Der geschäftliche Aufstieg Victor Schmidts in Wien verlief sehr rasant – der Gründer war voller Tatendrang. Im Jahr 1864 geriet die junge Firma aber in größte finanzielle Schwierigkeiten und Victor Schmidt konnte seine Firma nur knapp vor dem drohenden Konkurs retten. Der wirkliche Aufstieg der Firma erfolgte in den folgenden Jahren und machte sie bald international bekannt.
Am 12. November 1872 trat der älteste Sohn Victor Ladislaus in das Geschäft ein und der 1863 protokollierte Firmenname Victor Schmidt wurde in Victor Schmidt & Sohn geändert. 1884 zog sich der Gründer aus der aktiven Firmenleitung zurück und überließ sie seinen Söhnen. Zwischen 1880 und 1905 arbeiteten in der Fabrik in Wieden in den Sommermonaten 800 bis 1000 Personen.
Das damalige Produktsortiment erstreckte sich von Schokoladen-Tafelware, Pfefferminzbonbons über Kletzenbrot bis hin zu Feigenkaffee, diversen Marmeladen und Teigwaren.

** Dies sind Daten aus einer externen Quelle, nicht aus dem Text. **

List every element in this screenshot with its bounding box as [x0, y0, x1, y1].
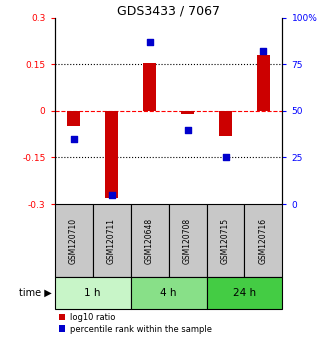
Point: [109, 192, 114, 198]
Point: [261, 48, 266, 54]
Bar: [245, 204, 282, 277]
Bar: [131, 277, 206, 309]
Bar: [169, 204, 206, 277]
Title: GDS3433 / 7067: GDS3433 / 7067: [117, 5, 220, 18]
Bar: [67, 111, 80, 126]
Text: time ▶: time ▶: [19, 288, 51, 298]
Text: GSM120716: GSM120716: [259, 218, 268, 264]
Text: GSM120648: GSM120648: [145, 218, 154, 264]
Text: 1 h: 1 h: [84, 288, 101, 298]
Bar: [92, 204, 131, 277]
Bar: [219, 111, 232, 136]
Point: [71, 136, 76, 142]
Bar: [105, 111, 118, 198]
Bar: [55, 277, 131, 309]
Point: [185, 127, 190, 132]
Text: GSM120711: GSM120711: [107, 218, 116, 264]
Bar: [131, 204, 169, 277]
Bar: [257, 55, 270, 111]
Text: GSM120708: GSM120708: [183, 218, 192, 264]
Bar: [206, 204, 245, 277]
Bar: [143, 63, 156, 111]
Text: 24 h: 24 h: [233, 288, 256, 298]
Bar: [181, 111, 194, 114]
Legend: log10 ratio, percentile rank within the sample: log10 ratio, percentile rank within the …: [59, 313, 212, 333]
Bar: [55, 204, 92, 277]
Text: GSM120710: GSM120710: [69, 218, 78, 264]
Text: GSM120715: GSM120715: [221, 218, 230, 264]
Bar: [206, 277, 282, 309]
Text: 4 h: 4 h: [160, 288, 177, 298]
Point: [223, 155, 228, 160]
Point: [147, 39, 152, 45]
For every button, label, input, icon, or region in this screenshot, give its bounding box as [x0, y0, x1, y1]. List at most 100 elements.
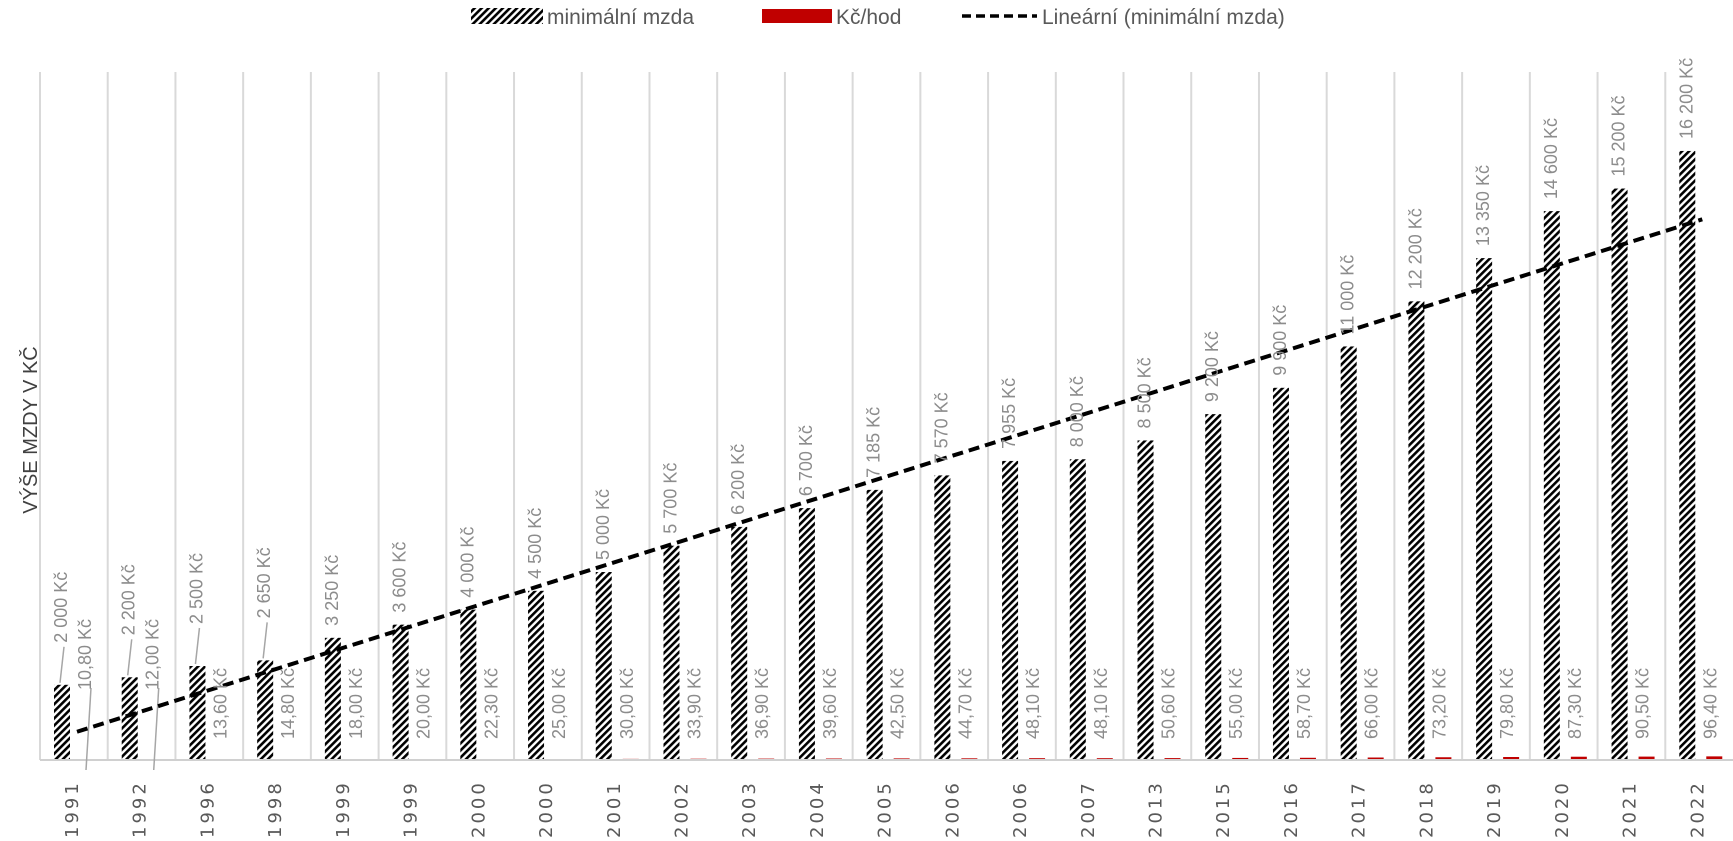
wage-bar — [1476, 258, 1493, 760]
hourly-bar — [1299, 757, 1316, 760]
hourly-data-label: 96,40 Kč — [1700, 668, 1720, 739]
wage-data-label: 5 000 Kč — [593, 489, 613, 560]
hourly-data-label: 33,90 Kč — [684, 668, 704, 739]
x-tick-label: 2019 — [1484, 780, 1505, 838]
wage-data-label: 4 000 Kč — [457, 527, 477, 598]
wage-bar — [731, 526, 748, 760]
x-tick-label: 2005 — [875, 780, 896, 838]
wage-bar — [460, 609, 477, 760]
hourly-data-label: 48,10 Kč — [1023, 668, 1043, 739]
x-tick-label: 2004 — [807, 780, 828, 838]
legend-label-wage: minimální mzda — [547, 6, 694, 29]
wage-data-label: 2 200 Kč — [119, 564, 139, 635]
wage-bar — [1137, 440, 1154, 760]
hourly-bar — [1570, 756, 1587, 760]
wage-bar — [1340, 346, 1357, 760]
x-tick-label: 2003 — [739, 780, 760, 838]
leader-line — [262, 622, 268, 659]
wage-data-label: 7 955 Kč — [999, 378, 1019, 449]
leader-line — [85, 687, 92, 771]
x-tick-label: 2015 — [1213, 780, 1234, 838]
wage-bar — [663, 545, 680, 760]
x-tick-label: 2013 — [1146, 780, 1167, 838]
x-tick-label: 2006 — [1010, 780, 1031, 838]
wage-bar — [257, 660, 274, 760]
wage-data-label: 9 200 Kč — [1202, 331, 1222, 402]
hourly-bar — [1503, 756, 1520, 760]
hourly-data-label: 20,00 Kč — [414, 668, 434, 739]
x-tick-label: 2000 — [536, 780, 557, 838]
leader-line — [59, 646, 65, 683]
wage-data-label: 2 650 Kč — [254, 547, 274, 618]
leader-line — [126, 639, 133, 676]
wage-bar — [1205, 414, 1222, 760]
hourly-data-label: 12,00 Kč — [143, 619, 163, 690]
hourly-bar — [1435, 757, 1452, 760]
legend: minimální mzda Kč/hod Lineární (minimáln… — [471, 6, 1285, 29]
wage-bars — [54, 150, 1696, 761]
wage-data-label: 16 200 Kč — [1676, 58, 1696, 139]
hourly-data-label: 55,00 Kč — [1226, 668, 1246, 739]
legend-item-trend: Lineární (minimální mzda) — [962, 6, 1285, 29]
hourly-data-label: 73,20 Kč — [1429, 668, 1449, 739]
hourly-data-label: 87,30 Kč — [1565, 668, 1585, 739]
x-tick-label: 2017 — [1349, 780, 1370, 838]
wage-data-label: 12 200 Kč — [1405, 208, 1425, 289]
wage-data-label: 3 250 Kč — [322, 555, 342, 626]
wage-data-label: 9 900 Kč — [1270, 305, 1290, 376]
x-tick-label: 2001 — [604, 780, 625, 838]
wage-bar — [934, 475, 951, 760]
hourly-data-label: 10,80 Kč — [75, 619, 95, 690]
hourly-data-label: 42,50 Kč — [888, 668, 908, 739]
x-tick-label: 2007 — [1078, 780, 1099, 838]
x-tick-label: 2000 — [468, 780, 489, 838]
wage-data-label: 8 500 Kč — [1135, 357, 1155, 428]
hourly-data-labels: 10,80 Kč 12,00 Kč 13,60 Kč 14,80 Kč 18,00 Kč… — [75, 619, 1720, 739]
x-tick-label: 1991 — [62, 780, 83, 838]
legend-swatch-wage — [471, 8, 543, 24]
label-leader-lines — [59, 622, 268, 771]
wage-data-label: 15 200 Kč — [1609, 95, 1629, 176]
hourly-data-label: 18,00 Kč — [346, 668, 366, 739]
hourly-data-label: 44,70 Kč — [955, 668, 975, 739]
wage-bar — [54, 684, 70, 760]
x-tick-label: 1992 — [130, 780, 151, 838]
legend-item-wage: minimální mzda — [471, 6, 694, 29]
wage-data-label: 3 600 Kč — [390, 542, 410, 613]
wage-data-label: 2 000 Kč — [51, 572, 71, 643]
wage-bar — [1611, 188, 1628, 760]
x-tick-label: 2016 — [1281, 780, 1302, 838]
wage-data-label: 2 500 Kč — [186, 553, 206, 624]
hourly-bar — [1232, 757, 1249, 760]
y-axis-title: VÝŠE MZDY V KČ — [19, 346, 42, 513]
wage-data-label: 5 700 Kč — [660, 463, 680, 534]
trendline — [76, 217, 1703, 734]
x-tick-label: 2020 — [1552, 780, 1573, 838]
hourly-bar — [1638, 756, 1655, 760]
x-tick-label: 2021 — [1620, 780, 1641, 838]
hourly-data-label: 48,10 Kč — [1091, 668, 1111, 739]
hourly-data-label: 36,90 Kč — [752, 668, 772, 739]
wage-data-label: 8 000 Kč — [1067, 376, 1087, 447]
leader-line — [194, 627, 201, 665]
wage-bar — [1408, 301, 1425, 760]
vertical-gridlines — [39, 72, 1667, 760]
wage-data-label: 14 600 Kč — [1541, 118, 1561, 199]
wage-bar — [1002, 460, 1019, 760]
legend-swatch-hourly — [762, 9, 832, 23]
x-tick-label: 1999 — [401, 780, 422, 838]
x-tick-label: 2018 — [1416, 780, 1437, 838]
x-tick-labels: 1991 1992 1996 1998 1999 1999 2000 2000 2001 2002… — [62, 780, 1708, 838]
hourly-bar — [1367, 757, 1384, 760]
wage-data-label: 7 570 Kč — [931, 392, 951, 463]
wage-bar — [1679, 150, 1696, 761]
hourly-data-label: 66,00 Kč — [1362, 668, 1382, 739]
wage-bar — [121, 677, 138, 760]
wage-data-label: 13 350 Kč — [1473, 165, 1493, 246]
legend-label-hourly: Kč/hod — [836, 6, 901, 29]
wage-bar — [595, 572, 612, 760]
x-tick-label: 2006 — [942, 780, 963, 838]
wage-data-label: 11 000 Kč — [1338, 255, 1358, 335]
hourly-data-label: 25,00 Kč — [549, 668, 569, 739]
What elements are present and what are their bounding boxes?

Die unmittelbaren Kriegsschäden waren zwar gering, dennoch musste die Produktion zwischen 1944 und 1946 aus Rohstoffmangel eingestellt werden. Im Jahr 1947 gab es die ersten offiziellen Zuteilungen an Zucker, Mehl und Fett, und so konnten wieder Kekse und bis 1948 auch Senf von Victor Schmidt – zunächst gegen Rationierungsmarken – gekauft werden.